Hingga tahun lalu, penyakit karena koronavirus itu hanya ditemukan di Timur Tengah dan Eropa. Kini, Sindrom Pernapasan Timur Tengah (MERS) itu kian menyebar luas ke berbagai belahan dunia. Kasus sudah ditemukan di Asia Tenggara dan Amerika Utara.
Sejak pertama kali dilaporkan di Arab Saudi pada 2012, sudah 425 kasus MERS di seluruh dunia dan 131 kasus di antaranya berakhir kematian. Itu berarti kematian MERS 31 persen.
Pusat Pencegahan dan Pengendalian Penyakit Eropa (ECDC) dan Amerika Serikat (CDC) menyebutkan, hingga 4 Mei 2014, jumlah kasus MERS di kawasan Timur Tengah mencapai 409 kasus, 124 pasien di antaranya meninggal.
Kasus terbesar di Arab Saudi. Di Eropa, ada 10 kasus dan lima di antaranya meninggal. Ada 2 kasus di Asia, 3 kasus di Afrika, dan 1 kasus terakhir di Amerika Serikat yang dilaporkan Jumat (2/5).
Berdasarkan data WHO, mereka yang terjangkiti MERS, dua pertiganya laki-laki. Median umur pasien adalah 52 tahun.
Lalu menurut studi pada jurnal Lancet Infectious Diseases, akhir Juli 2013, 96 persen yang terinfeksi juga adalah pengidap penyakit kronis. Kontak langsung dengan orang yang terjangkiti virus bisa menjadi sumber penularan MERS.
Meski belum ditemukan di Indonesia, Kementerian Kesehaatan meningkatkan kewaspadaan terhadap penularan virus itu. Saat ini jumlah tenaga kerja Indonesia yang berada di Timur Tengah, khususnya Arab saudi, terhitung besar.
Banyak WNI yang bepergian ke Arab Saudi menunaikan umrah.
Untuk itu, pemerintah mengeluarkan peringatan kepada masyarakat, terutama yang akan bepergian ke Timur Tengah. "Kami memberikan peringatan ke semua kabupaten atau kota, mengundang semua biro perjalanan penyelenggara umrah untuk memberikan peringatan mengenai MERS," ungkap Menkes Nafsiah Mboi.

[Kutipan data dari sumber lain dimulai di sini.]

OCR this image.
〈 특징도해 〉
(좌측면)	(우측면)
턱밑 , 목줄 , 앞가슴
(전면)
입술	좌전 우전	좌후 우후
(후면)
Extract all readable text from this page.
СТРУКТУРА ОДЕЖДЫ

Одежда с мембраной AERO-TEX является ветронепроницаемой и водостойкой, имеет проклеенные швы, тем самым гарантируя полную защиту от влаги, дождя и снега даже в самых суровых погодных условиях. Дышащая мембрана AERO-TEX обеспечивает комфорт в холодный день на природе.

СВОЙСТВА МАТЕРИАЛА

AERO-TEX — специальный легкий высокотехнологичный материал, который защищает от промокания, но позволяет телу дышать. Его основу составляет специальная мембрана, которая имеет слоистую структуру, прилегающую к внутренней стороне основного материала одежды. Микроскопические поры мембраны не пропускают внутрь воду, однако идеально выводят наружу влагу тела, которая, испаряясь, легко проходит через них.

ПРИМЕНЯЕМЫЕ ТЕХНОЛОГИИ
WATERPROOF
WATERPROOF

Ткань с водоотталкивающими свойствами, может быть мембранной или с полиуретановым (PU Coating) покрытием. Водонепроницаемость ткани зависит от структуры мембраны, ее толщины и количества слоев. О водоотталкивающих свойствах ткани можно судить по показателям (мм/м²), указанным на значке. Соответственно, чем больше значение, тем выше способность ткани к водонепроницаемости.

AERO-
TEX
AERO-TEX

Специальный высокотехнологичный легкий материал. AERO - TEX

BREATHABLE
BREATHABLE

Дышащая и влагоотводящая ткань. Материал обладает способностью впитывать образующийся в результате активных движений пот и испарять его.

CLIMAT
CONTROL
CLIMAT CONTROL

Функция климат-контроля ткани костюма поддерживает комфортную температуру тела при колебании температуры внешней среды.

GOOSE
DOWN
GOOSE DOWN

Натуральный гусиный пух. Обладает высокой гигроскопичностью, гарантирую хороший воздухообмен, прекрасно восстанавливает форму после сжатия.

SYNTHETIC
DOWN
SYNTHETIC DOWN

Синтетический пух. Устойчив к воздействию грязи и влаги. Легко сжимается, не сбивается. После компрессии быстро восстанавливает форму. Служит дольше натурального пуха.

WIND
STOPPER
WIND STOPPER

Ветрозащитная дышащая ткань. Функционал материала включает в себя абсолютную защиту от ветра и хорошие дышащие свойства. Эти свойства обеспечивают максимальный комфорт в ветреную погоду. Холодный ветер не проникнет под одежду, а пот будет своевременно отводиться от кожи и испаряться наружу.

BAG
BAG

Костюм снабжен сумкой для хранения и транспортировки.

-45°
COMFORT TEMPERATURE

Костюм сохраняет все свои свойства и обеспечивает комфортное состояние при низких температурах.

Sejauh ini, pemerintah sebatas memperingatkan warga yang hendak bepergian ke negara di mana ada kasus MERS — secara khusus Arab Saudi.
Ada pun WHO belum mengeluarkan larangan bepergian ke Arab Saudi. Dan Pemerintah Arab Saudi menjamin dapat mengendalikan penularan.